LE JOURNAL DU DROIT DES JEUNES

L'éditorial de Benoît Van Keirbilck dans le JDJ N°326

Embastillons les mères !

Il y a de quoi se réjouir que le Parlement belge s’appuie sur les recommandations du Comité des droits de l’enfant des Nations unies (chargé, comme on le sait, d’interpréter la Convention et d’en vérifier l’application dans les pays qui l’ont ratifi ée) pour proposer une nouvelle législation.

Encore faudrait-il que le même zèle soit consacré à la mise en oeuvre de toutes les recommandations qui nous sont adressées; la Convention n’est pas un texte qu’on applique à la carte, selon le bon vouloir du moment.

Et aussi, et surtout, que la référence à ces recommandations soit utilisée de manière pertinente et honnête. Ce n’est malheureusement pas le cas du projet de loi déposée par Mme Defraigne et consorts, visant à pénaliser la mendicité de parents avec leurs enfants.

Entendons-nous bien, l’exploitation d’enfants pour mendier est déjà réprimée par la loi, seule une mise en oeuvre adéquate manque. Par contre, la mendicité d’adultes avec des enfants, typiquement des mères d’origine Rom qui mendient en tenant leur enfant dans les bras, n’est pas un délit et ne peut donc pas faire l’objet de sanctions pénales (comme l’avait rappelé la Cour d’appel de Bruxelles par son arrêt du 26 mai 2010).

Dès lors, il est pour le moins abusif de justifier une pénalisation de ce comportement (sanctionné par une peine de 1 à 5 ans de prison et une amende de 3.000 à 300.000 euros) parce que le Comité avait, maladroitement convenons-en, exprimé sa préoccupation et recommandé «d’interdire expressément l’utilisation d’enfants pour mendier dans la rue, que les adultes concernés soient ou non des parents».

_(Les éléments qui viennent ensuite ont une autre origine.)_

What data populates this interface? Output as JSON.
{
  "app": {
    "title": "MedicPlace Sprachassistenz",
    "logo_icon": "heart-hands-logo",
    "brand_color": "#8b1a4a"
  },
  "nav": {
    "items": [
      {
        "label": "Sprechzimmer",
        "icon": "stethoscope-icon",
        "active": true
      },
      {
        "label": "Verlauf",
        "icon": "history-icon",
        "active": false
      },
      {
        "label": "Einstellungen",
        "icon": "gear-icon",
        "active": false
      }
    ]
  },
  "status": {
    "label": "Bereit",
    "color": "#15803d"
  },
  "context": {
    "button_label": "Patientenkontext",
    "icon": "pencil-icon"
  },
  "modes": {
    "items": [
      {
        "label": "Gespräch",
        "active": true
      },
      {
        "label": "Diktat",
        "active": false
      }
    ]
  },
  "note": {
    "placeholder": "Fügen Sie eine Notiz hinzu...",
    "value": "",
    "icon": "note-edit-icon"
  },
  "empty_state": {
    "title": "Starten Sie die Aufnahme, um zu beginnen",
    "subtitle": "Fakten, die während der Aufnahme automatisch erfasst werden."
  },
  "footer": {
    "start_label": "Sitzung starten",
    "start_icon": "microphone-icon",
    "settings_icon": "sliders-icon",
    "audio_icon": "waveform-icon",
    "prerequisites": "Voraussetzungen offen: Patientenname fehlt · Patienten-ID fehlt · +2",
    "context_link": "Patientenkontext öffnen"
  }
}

La pénalisation de la pauvreté, appelons les choses par leur nom, provoque de graves et nombreuses violations des droits de l’enfant : séparation des enfants d’avec leur mère (ou bien placement d’un enfant en prison avec sa mère), atteinte à son droit d’être élevé par ses parents, à son droit à la survie et au développement,...

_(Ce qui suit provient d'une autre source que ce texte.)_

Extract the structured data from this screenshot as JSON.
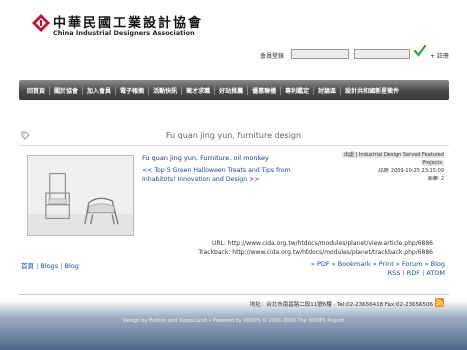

Il faut tout faire pour aider ces enfants, les sortir de ce cycle de pauvreté, de discrimination et d’exclusion, mais en respectant leur
dignité et leurs droits. Faute d’avoir pu convaincre les auteurs de ce projet de loi de leur erreur fondamentale, divers acteurs des droits de l’enfant ont interpellé le Comité des droits de l’enfant de l’ONU pour s’enquérir de son interprétation de cette recommandation au regard du projet de loi.

La réponse ne se sera pas fait attendre: le Comité confirme que bien entendu, il n’entrait pas dans ses intentions de demander à la Belgique d’embastiller des mères de familles à qui on interdit par ailleurs toute perspective de subsistance : refus de séjour, d’aide sociale, du droit au travail.

Reste à voir si le Parlement en tiendra compte. À défaut, il faudra attendre le prochain passage de la Belgique devant le Comité, au plus tôt en 2017, pour que celui-ci fasse état de sa «grande préoccupation» et demande à la Belgique de revoir sa législation.

En attendant, cette loi aura provoqué son lot de dégâts.